Electric multiple unit operated by Euskotren

The Euskotren 300 series was an electric multiple unit (EMU) train type operated by Euskotren in the Basque Country, Spain from 1990 to 2018.

==History==
The 12 trains were delivered to Euskotren in 1990. They were built by CAF, with the exception of the non-driving cars of the 308 to 312 units, which were built by Babcock & Wilcox. They substituted the 3500 series trains on the Topo line. Due to the number of tunnels on that line, the trains were equipped with an emergency exit on the front.

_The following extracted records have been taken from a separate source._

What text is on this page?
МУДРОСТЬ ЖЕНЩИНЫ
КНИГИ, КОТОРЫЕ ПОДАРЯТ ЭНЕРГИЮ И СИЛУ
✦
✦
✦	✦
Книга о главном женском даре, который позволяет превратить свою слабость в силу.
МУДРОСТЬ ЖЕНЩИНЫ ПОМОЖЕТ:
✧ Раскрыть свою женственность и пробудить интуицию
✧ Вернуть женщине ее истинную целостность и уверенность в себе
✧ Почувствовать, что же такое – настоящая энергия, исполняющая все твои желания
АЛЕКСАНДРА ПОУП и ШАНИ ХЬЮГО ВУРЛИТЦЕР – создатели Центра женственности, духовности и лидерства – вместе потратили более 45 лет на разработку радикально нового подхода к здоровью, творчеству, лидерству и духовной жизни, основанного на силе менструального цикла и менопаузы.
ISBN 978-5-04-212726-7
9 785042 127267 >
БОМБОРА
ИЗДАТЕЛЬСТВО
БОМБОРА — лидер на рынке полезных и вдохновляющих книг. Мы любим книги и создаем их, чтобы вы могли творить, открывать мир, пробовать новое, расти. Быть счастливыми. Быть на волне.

Three of the trains (310, 311 and 312) were used on Euskopullman services. The Euskopullman was a limited express service that run from Bilbao to Hendaye from 1998 to 1999. The trains operating it had less seats, and they were fitted with tables and a bar. They were the only trains in Euskotren's fleet equipped with toilets until 2008, when some 200 series trains had toilets installed.

After the opening of the Bilbao Metro in 1995, 200 series trains were gradually introduced on the Topo line. Thus, 300 series EMUs were relocated to the Urdaibai and Txorierri lines.

After the introduction of the 950 series in 2016, 300 series trains have been retired. One unit (308) served on the Txorierri line until 2018, operating an hourly shuttle between and . That EMU has been preserved by the Basque Railway Museum, while the rest have been scrapped.

==Formations==

| Designation | Mc | Rc |
| Numbering | 3xx-1 | 3xx-3 |

Each trainset was formed by a motored car and a non-powered car. Usually, two EMUs were coupled together into four-car sets; although coupling three EMUs was also possible.